Some of the same factors behind the first productivity paradox are still at play. According to Statista, the digital economy makes up only about 9% of GDP. An analysis by the Federal Reserve Bank found that while AI is having a huge impact on some tasks, such as computing and math, it’s not having much of an effect at all on things like personal services, office and administration work, and blue-collar labor. 

Part of the answer may also lie in what economists Daron Acemoglu and Pascual Restrepo call so-so technologies, such as self-checkouts in supermarkets, screen ordering at airport bars, and automated customer service systems. These produce meager productivity gains and often put a greater burden on the consumer. 

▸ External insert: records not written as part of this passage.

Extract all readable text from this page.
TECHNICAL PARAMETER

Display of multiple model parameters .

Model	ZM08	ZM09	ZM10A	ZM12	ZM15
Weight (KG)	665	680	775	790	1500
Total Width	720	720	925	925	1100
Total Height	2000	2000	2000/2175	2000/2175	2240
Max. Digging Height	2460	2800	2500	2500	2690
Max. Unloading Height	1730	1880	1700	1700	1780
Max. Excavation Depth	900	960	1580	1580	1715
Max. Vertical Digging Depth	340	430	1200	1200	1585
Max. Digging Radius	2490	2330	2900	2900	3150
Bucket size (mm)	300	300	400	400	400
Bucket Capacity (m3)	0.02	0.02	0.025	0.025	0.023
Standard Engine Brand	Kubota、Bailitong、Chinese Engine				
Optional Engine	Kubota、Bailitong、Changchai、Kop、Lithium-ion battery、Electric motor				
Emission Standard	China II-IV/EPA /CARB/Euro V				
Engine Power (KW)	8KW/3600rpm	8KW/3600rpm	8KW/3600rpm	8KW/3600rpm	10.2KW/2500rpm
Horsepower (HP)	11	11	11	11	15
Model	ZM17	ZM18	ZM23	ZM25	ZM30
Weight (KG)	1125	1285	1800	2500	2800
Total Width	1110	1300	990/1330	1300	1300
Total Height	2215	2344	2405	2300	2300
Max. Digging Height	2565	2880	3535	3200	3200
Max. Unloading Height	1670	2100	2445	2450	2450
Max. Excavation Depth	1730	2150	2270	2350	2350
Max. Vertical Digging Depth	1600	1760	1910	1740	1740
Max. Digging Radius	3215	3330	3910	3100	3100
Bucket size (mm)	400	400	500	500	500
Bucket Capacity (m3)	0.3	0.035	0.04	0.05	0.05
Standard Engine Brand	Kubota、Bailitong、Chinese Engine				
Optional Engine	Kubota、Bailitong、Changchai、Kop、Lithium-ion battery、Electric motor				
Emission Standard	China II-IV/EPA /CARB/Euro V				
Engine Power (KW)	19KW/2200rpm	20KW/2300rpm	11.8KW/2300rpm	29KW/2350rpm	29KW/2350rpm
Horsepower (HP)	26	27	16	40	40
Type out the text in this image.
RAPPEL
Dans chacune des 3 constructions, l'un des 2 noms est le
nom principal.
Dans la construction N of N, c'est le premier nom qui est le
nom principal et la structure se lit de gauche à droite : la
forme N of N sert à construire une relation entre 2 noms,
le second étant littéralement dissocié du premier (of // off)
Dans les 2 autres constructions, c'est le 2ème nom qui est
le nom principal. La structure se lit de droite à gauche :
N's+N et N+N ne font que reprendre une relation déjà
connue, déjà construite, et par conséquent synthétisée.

The simple truth is that our economy is vast, and digital technology plays only a limited role in most of it. Next time you’re checking your smartphone in traffic, ask yourself: Is your chatbot making your rent any cheaper? Is it getting you through traffic any faster? Or making your trip to the doctor any less expensive?

Innovation Should Serve People, Not The Other Way Around

In his 1954 essay, “The Question Concerning Technology,” German philosopher Martin Heidegger described technology as akin to art, in that it reveals truths about the nature of the world, brings them forth, and puts them to some specific use. In the process, human nature and its capacity for good and evil are also revealed.

He offers the example of a hydroelectric dam, which uncovers a river’s energy and channels it into electricity. In much the same sense, the breakthrough technologies of today—like the large language models that power our AI chatbots, the forces of entanglement and superposition that drive quantum computing, as well as technologies like CRISPR and mRNA that fuel tomorrow’s miracle cures—were not “built,” so much as they were revealed.

In another essay, “Building Dwelling Thinking,” Heidegger explains that what we build for the world depends on how we interpret what it means to live in it. The relationship is, of course, reflexive. What we build depends on how we wish to dwell, and that act, in and of itself, shapes how we build further.

As we go through yet another hype cycle, we need to keep in mind that we’re not just building for the future, but also for the present, which will look very much like the past. While it is, of course, possible that we are on the brink of some utopian age in which we unlock so much prosperity that drudgery, poverty, and pain become distant memories, the most likely scenario is that most people will continue to struggle.

The truth is that innovation should serve people, not the other way around. To truly build for the world, you need to understand something about how people live in it. Breakthrough innovation happens when people who understand technical solutions are able to collaborate with people who understand real-world problems. Just like in the past, that’s what we need more of now.